- Leader: Joseph Conombo Henri Guissou Joseph Ouedraogo Maurice Yaméogo
- Founded: June 1946
- Dissolved: 1955
- Preceded by: UDIHV
- Succeeded by: PSEMA MPA
- Ideology: Nationalism
- Continental affiliation: Indépendants d'Outre-Mer

= Voltaic Union =

Political party in Upper Volta

The Voltaic Union (Union voltaïque) was a political party in Upper Volta. It was formed soon after World War II on the initiative of the French governor Albert Mouragues, and Mouragues was accused of interference in the June 1948 local elections on behalf of the party. Also known as the Union pour la Défense des Interêts de la Haute Volta (UDIHV), it was an alliance of young Catholic-trained Voltans and traditional chiefs opposed to domination by the Ivory Coast. Early members included Joseph Conombo, Henri Guissou, Joseph Ouedraogo and Maurice Yaméogo.

In 1948 the party joined Senghor's parliamentary initiative, Indépendants d'Outre-Mer (IOM).

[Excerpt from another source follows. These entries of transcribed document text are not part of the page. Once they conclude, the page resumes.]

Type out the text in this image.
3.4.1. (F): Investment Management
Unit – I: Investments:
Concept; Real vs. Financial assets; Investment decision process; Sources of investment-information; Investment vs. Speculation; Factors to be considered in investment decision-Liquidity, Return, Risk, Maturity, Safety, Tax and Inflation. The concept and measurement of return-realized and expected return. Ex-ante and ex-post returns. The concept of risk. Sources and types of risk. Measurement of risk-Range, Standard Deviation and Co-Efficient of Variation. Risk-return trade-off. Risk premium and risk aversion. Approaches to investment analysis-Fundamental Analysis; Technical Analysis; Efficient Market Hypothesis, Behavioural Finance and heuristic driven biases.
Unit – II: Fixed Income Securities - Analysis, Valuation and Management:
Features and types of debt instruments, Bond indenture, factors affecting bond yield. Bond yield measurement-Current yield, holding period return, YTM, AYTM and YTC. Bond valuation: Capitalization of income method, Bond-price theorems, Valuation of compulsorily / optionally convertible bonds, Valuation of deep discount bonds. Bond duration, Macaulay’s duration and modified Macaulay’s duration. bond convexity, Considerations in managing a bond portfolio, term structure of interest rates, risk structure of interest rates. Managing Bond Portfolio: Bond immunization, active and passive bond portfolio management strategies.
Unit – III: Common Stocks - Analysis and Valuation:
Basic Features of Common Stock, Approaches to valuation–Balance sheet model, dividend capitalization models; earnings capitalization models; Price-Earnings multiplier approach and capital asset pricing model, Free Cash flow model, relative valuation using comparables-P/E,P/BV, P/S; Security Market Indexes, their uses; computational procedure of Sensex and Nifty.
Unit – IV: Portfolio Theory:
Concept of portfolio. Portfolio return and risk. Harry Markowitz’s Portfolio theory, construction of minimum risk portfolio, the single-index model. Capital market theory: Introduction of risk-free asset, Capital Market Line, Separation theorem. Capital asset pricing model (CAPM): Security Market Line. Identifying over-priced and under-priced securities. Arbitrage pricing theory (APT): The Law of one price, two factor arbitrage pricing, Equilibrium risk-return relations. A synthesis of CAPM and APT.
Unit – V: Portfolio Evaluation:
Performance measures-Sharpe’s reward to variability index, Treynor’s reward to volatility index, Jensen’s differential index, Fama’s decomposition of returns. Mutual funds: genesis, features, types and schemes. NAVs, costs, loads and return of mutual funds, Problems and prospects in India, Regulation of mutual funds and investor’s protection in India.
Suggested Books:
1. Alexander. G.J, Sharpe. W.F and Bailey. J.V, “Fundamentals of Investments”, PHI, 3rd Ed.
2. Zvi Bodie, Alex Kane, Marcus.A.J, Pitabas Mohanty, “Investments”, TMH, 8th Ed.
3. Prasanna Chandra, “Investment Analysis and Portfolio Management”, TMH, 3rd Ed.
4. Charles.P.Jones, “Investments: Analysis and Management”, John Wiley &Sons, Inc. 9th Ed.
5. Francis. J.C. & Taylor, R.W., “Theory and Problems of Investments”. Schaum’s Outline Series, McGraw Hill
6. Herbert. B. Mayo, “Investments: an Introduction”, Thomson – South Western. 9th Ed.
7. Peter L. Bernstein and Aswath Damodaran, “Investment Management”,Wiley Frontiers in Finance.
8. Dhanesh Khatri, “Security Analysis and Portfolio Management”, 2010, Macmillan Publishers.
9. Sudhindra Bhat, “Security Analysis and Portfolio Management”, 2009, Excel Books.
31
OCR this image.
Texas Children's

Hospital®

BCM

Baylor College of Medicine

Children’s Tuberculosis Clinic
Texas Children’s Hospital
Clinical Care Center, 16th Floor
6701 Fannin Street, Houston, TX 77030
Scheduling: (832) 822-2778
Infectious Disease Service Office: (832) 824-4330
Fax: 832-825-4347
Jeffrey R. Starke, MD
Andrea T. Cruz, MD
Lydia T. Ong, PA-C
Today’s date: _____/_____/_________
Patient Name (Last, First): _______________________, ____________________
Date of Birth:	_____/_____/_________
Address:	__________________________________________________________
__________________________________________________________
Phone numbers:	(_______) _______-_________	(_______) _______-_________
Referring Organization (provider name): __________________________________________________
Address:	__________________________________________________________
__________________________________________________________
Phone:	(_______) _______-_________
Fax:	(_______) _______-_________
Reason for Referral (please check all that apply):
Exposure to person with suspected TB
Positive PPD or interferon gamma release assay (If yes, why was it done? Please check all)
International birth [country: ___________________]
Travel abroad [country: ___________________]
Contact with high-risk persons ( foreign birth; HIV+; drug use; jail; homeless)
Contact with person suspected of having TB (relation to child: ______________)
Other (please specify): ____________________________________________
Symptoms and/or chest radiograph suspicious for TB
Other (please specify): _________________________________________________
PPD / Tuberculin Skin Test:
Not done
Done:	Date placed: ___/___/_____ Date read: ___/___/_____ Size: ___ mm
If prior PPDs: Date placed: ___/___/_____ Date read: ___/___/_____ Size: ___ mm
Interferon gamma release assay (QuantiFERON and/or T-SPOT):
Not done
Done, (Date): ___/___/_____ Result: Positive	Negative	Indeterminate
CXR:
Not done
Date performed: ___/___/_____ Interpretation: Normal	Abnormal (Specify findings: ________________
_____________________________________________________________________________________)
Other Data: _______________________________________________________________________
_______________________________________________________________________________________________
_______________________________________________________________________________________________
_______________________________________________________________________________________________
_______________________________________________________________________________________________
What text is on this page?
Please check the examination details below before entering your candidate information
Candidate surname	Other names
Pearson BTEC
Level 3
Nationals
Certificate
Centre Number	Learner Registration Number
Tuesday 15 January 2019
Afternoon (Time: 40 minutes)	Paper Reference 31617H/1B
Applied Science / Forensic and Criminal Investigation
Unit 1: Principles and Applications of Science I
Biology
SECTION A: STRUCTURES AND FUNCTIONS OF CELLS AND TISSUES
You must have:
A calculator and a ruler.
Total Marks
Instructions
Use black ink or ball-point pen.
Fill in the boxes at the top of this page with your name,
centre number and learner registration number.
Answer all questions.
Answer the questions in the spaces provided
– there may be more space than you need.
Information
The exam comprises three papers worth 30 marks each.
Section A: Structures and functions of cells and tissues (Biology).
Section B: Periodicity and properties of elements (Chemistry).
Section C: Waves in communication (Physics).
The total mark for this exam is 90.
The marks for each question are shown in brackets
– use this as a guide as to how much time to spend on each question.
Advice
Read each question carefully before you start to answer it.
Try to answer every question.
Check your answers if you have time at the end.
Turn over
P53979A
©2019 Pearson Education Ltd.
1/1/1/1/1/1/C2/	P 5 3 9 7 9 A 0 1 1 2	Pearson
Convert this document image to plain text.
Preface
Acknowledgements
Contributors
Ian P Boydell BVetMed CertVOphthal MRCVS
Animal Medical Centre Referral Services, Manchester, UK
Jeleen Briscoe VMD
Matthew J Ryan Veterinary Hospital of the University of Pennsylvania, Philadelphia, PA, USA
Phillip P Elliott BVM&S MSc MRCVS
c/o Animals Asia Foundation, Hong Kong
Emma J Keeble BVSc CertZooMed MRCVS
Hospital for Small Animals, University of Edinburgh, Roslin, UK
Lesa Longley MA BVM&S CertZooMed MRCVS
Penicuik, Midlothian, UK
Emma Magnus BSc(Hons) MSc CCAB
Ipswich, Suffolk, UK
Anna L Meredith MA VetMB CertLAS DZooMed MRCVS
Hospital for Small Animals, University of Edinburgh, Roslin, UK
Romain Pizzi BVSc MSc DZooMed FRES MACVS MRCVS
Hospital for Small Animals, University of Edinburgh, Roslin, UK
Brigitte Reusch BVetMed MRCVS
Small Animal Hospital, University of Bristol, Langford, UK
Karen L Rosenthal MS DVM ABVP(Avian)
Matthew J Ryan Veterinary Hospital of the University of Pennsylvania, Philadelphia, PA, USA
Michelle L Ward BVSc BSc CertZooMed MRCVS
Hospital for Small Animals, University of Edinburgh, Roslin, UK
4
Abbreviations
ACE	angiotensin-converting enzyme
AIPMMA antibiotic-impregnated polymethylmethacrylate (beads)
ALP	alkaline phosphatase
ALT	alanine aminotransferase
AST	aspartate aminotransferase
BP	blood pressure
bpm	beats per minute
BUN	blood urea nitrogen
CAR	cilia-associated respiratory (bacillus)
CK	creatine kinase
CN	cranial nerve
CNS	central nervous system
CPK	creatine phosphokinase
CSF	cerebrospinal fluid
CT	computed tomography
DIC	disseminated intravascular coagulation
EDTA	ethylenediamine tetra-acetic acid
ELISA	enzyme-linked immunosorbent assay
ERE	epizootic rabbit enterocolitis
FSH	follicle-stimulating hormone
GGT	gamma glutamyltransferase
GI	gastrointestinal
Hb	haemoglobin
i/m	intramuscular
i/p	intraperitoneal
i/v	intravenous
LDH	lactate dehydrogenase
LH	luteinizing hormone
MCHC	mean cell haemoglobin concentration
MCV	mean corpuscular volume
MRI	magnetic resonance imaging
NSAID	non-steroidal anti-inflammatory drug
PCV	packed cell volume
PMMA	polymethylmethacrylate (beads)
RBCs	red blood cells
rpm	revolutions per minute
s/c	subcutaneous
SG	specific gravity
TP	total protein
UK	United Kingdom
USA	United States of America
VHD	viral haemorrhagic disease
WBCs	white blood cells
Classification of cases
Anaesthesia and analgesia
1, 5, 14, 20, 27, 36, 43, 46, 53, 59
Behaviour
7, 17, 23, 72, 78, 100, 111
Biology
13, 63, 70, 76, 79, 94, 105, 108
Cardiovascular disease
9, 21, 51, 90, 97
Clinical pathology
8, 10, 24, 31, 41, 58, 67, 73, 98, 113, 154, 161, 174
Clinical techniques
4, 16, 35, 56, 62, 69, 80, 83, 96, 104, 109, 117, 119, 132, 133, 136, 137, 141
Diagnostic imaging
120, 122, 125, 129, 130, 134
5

In the 1951 elections UV sent four members to the National Assembly: Dr. Joseph Conombo, Henri Guissou, Nazi Boni and Mamadou Ouédraogo.

However, when its main backer, Governor Mouragues, left Upper Volta in 1953, the unity of UV became fragile. In 1955 Conombo and Guissou formed a new party, the Social Party for the Emancipation of the African Masses (PSEMA). Similarly Nazi Boni founded the African Popular Movement (MPA) the same year.